On statistical Calder\'on problems

TL;DR

This paper develops a statistical method for recovering the unknown electrical conductivity inside a domain from noisy boundary measurements, achieving near-optimal convergence rates and providing a Bayesian interpretation for practical computation.

Contribution

It introduces a Bayesian-based estimator for the Calderón problem with Gaussian noise, establishing optimal convergence rates and practical MCMC computation methods.

Findings

Achieves logarithmic convergence rate in noise level

Proves the optimality of the convergence rate

Provides a Bayesian interpretation and MCMC implementation

Abstract

For $D$ a bounded domain in $\mathbb R^d, d \ge 2,$ with smooth boundary $\partial D$, the non-linear inverse problem of recovering the unknown conductivity $\gamma$ determining solutions $u=u_{\gamma, f}$ of the partial differential equation \begin{equation*} \begin{split} \nabla \cdot(\gamma \nabla u)&=0 \quad \text{ in }D, \\ u&=f \quad \text { on } \partial D, \end{split} \end{equation*} from noisy observations $Y$ of the Dirichlet-to-Neumann map \[f \mapsto \Lambda_\gamma(f) = {\gamma \frac{\partial u_{\gamma,f}}{\partial \nu}}\Big|_{\partial D},\] with $\partial/\partial \nu$ denoting the outward normal derivative, is considered.

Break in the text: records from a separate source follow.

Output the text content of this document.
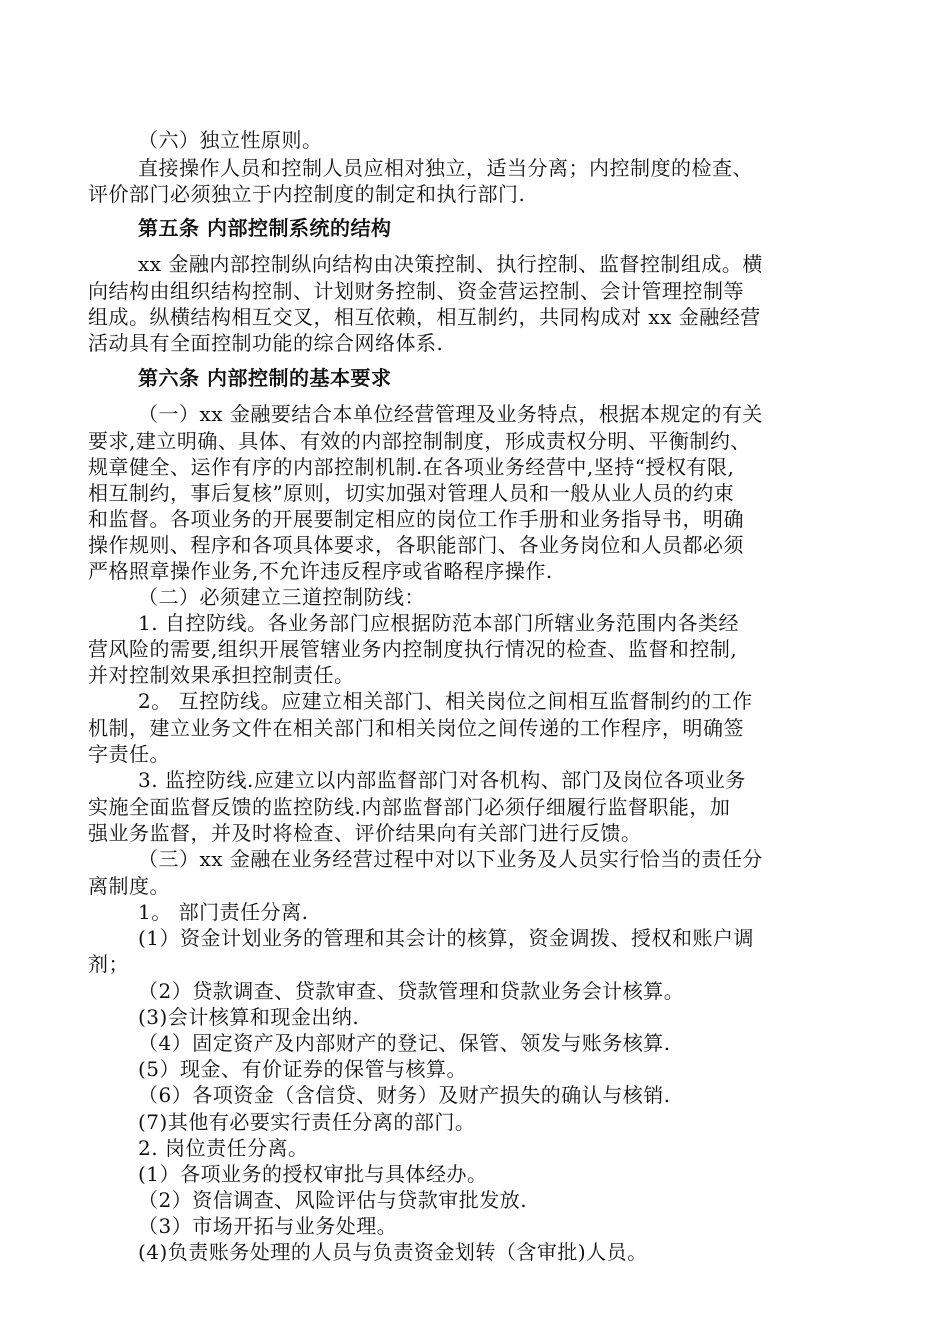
（六）独立性原则。
直接操作人员和控制人员应相对独立，适当分离；内控制度的检查、
评价部门必须独立于内控制度的制定和执行部门.
第五条 内部控制系统的结构
xx 金融内部控制纵向结构由决策控制、执行控制、监督控制组成。横
向结构由组织结构控制、计划财务控制、资金营运控制、会计管理控制等
组成。纵横结构相互交叉，相互依赖，相互制约，共同构成对 xx 金融经营
活动具有全面控制功能的综合网络体系.
第六条 内部控制的基本要求
（一）xx 金融要结合本单位经营管理及业务特点，根据本规定的有关
要求,建立明确、具体、有效的内部控制制度，形成责权分明、平衡制约、
规章健全、运作有序的内部控制机制.在各项业务经营中,坚持“授权有限,
相互制约，事后复核”原则，切实加强对管理人员和一般从业人员的约束
和监督。各项业务的开展要制定相应的岗位工作手册和业务指导书，明确
操作规则、程序和各项具体要求，各职能部门、各业务岗位和人员都必须
严格照章操作业务,不允许违反程序或省略程序操作.
（二）必须建立三道控制防线：
1. 自控防线。各业务部门应根据防范本部门所辖业务范围内各类经
营风险的需要,组织开展管辖业务内控制度执行情况的检查、监督和控制,
并对控制效果承担控制责任。
2。 互控防线。应建立相关部门、相关岗位之间相互监督制约的工作
机制，建立业务文件在相关部门和相关岗位之间传递的工作程序，明确签
字责任。
3. 监控防线.应建立以内部监督部门对各机构、部门及岗位各项业务
实施全面监督反馈的监控防线.内部监督部门必须仔细履行监督职能，加
强业务监督，并及时将检查、评价结果向有关部门进行反馈。
（三）xx 金融在业务经营过程中对以下业务及人员实行恰当的责任分
离制度。
1。 部门责任分离.
(1）资金计划业务的管理和其会计的核算，资金调拨、授权和账户调
剂；
（2）贷款调查、贷款审查、贷款管理和贷款业务会计核算。
(3)会计核算和现金出纳.
（4）固定资产及内部财产的登记、保管、领发与账务核算.
(5）现金、有价证券的保管与核算。
（6）各项资金（含信贷、财务）及财产损失的确认与核销.
(7)其他有必要实行责任分离的部门。
2. 岗位责任分离。
(1）各项业务的授权审批与具体经办。
（2）资信调查、风险评估与贷款审批发放.
（3）市场开拓与业务处理。
(4)负责账务处理的人员与负责资金划转（含审批)人员。
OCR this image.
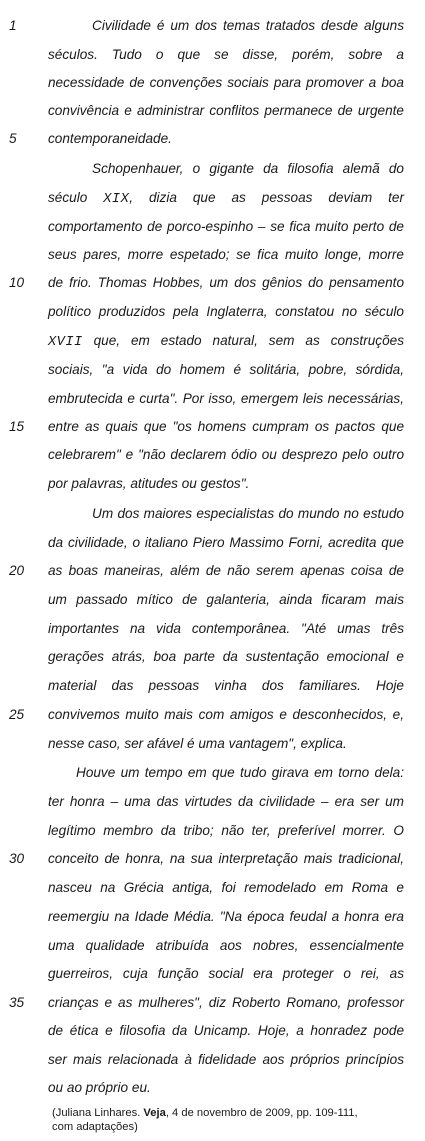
1
5
10
15
20
25
30
35
Civilidade é um dos temas tratados desde alguns
séculos. Tudo o que se disse, porém, sobre a
necessidade de convenções sociais para promover a boa
convivência e administrar conflitos permanece de urgente
contemporaneidade.
Schopenhauer, o gigante da filosofia alemã do
século XIX, dizia que as pessoas deviam ter
comportamento de porco-espinho – se fica muito perto de
seus pares, morre espetado; se fica muito longe, morre
de frio. Thomas Hobbes, um dos gênios do pensamento
político produzidos pela Inglaterra, constatou no século
XVII que, em estado natural, sem as construções
sociais, "a vida do homem é solitária, pobre, sórdida,
embrutecida e curta". Por isso, emergem leis necessárias,
entre as quais que "os homens cumpram os pactos que
celebrarem" e "não declarem ódio ou desprezo pelo outro
por palavras, atitudes ou gestos".
Um dos maiores especialistas do mundo no estudo
da civilidade, o italiano Piero Massimo Forni, acredita que
as boas maneiras, além de não serem apenas coisa de
um passado mítico de galanteria, ainda ficaram mais
importantes na vida contemporânea. "Até umas três
gerações atrás, boa parte da sustentação emocional e
material das pessoas vinha dos familiares. Hoje
convivemos muito mais com amigos e desconhecidos, e,
nesse caso, ser afável é uma vantagem", explica.
Houve um tempo em que tudo girava em torno dela:
ter honra – uma das virtudes da civilidade – era ser um
legítimo membro da tribo; não ter, preferível morrer. O
conceito de honra, na sua interpretação mais tradicional,
nasceu na Grécia antiga, foi remodelado em Roma e
reemergiu na Idade Média. "Na época feudal a honra era
uma qualidade atribuída aos nobres, essencialmente
guerreiros, cuja função social era proteger o rei, as
crianças e as mulheres", diz Roberto Romano, professor
de ética e filosofia da Unicamp. Hoje, a honradez pode
ser mais relacionada à fidelidade aos próprios princípios
ou ao próprio eu.
(Juliana Linhares. Veja, 4 de novembro de 2009, pp. 109-111,
com adaptações)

The data $Y$ consists of $\Lambda_\gamma$ corrupted by additive Gaussian noise at noise level $\varepsilon>0$, and a statistical algorithm $\hat \gamma(Y)$ is constructed which is shown to recover $\gamma$ in supremum-norm loss at a statistical convergence rate of the order $\log(1/\varepsilon)^{-\delta}$ as $\varepsilon \to 0$. It is further shown that this convergence rate is optimal, up to the precise value of the exponent $\delta>0$, in an information theoretic sense. The estimator $\hat \gamma(Y)$ has a Bayesian interpretation in terms of the posterior mean of a suitable Gaussian process prior and can be computed by MCMC methods.